NACS, Others Seek to Limit Tribal Cigarette Sales

IRVING, N.Y. -- The National Association of Convenience Stores (NACS), New York lawmakers and various antismoking groups are trying to put Larry Ballagh out of business, reported the New York Times.

Ballagh, a 65-year-old of half-Irish, half-Seneca American Indian stock, sells cigarettes nationwide over the Internet, free of state excise and sales taxes that can add as much $3 per pack to the cost of smoking.

Fast-growing online sales of untaxed cigarettes -- available for less than $25 a carton over the Internet compared with about $65 in New York City -- are provoking a stampede of protests from a disparate collection of anti-tobacco groups, cash-strapped state governments and local retailers. These groups are hard at work in the courts, legislatures and in Washington to try to end the practice.

The campaign has marshaled forces on Capitol Hill as well. Last December, the Senate passed a bill to stamp out untaxed cigarette sales over the Internet, and the organization representing state attorneys general is urging the House to do the same.

NACS has been lobbying intently for a different House bill that would take a harsher stance, explicitly allowing states to take Indian nations to court.

Ballagh's business remains hard to crack because it operates behind tribal sovereignty. States are generally barred by treaties from taxing Indian tribes or enforcing other laws against their activities. Businesses operated by American Indians have long taken advantage of this protection to sell tax-free tobacco products in reservation shops to non-Indians. But the Internet has allowed the Seneca entrepreneurs to take their business to a new level.

From Web sites like Ballagh's travelingsmoke.com, and others like Senecahawk.com and Senecatabacco.com, smokers can buy cartons of Marlboro and Camel for as little as $24.25, compared to about $58 in a Hoboken, N.J., convenience store and $49 at a supermarket in Seattle.
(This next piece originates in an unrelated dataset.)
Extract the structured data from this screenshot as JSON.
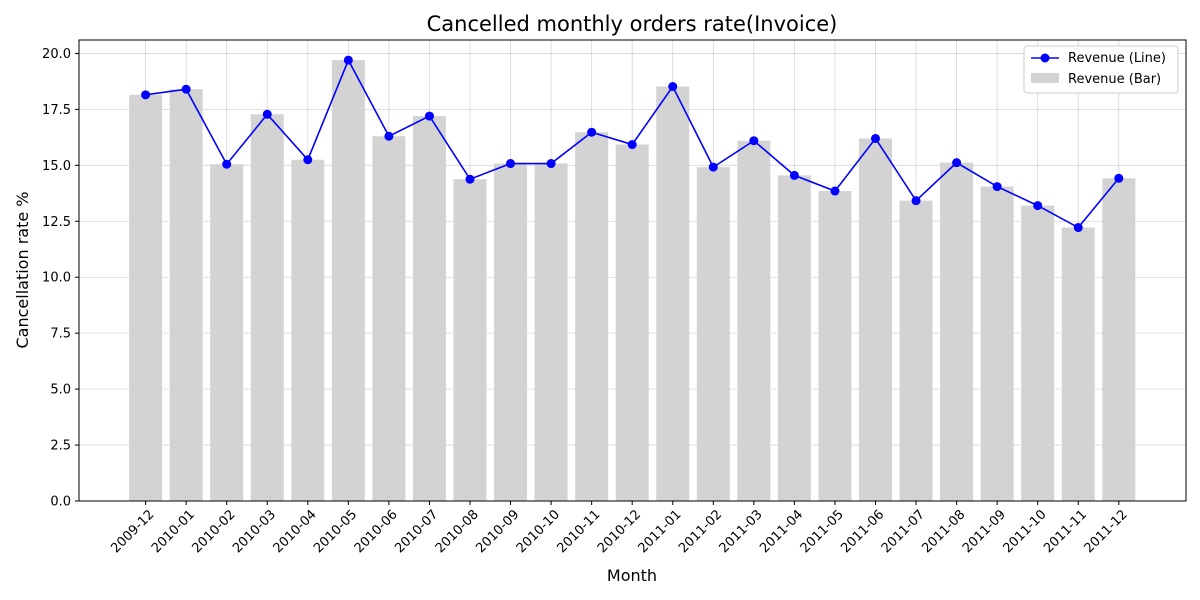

Among the most vociferous opponents of the online retailers are the nation's 130,000 or so convenience stores; cigarettes account for about 40 percent of non-gasoline sales. Stores along the borders of reservations have complained of the Indians' tax advantage for years.

"It changed the dynamic," said Lyle Beckwith, senior vice president for government relations at NACS. "Now it affects retailers all over the country, not just in some states. If you don't deal with the Indians, you don't solve the Internet tobacco problem."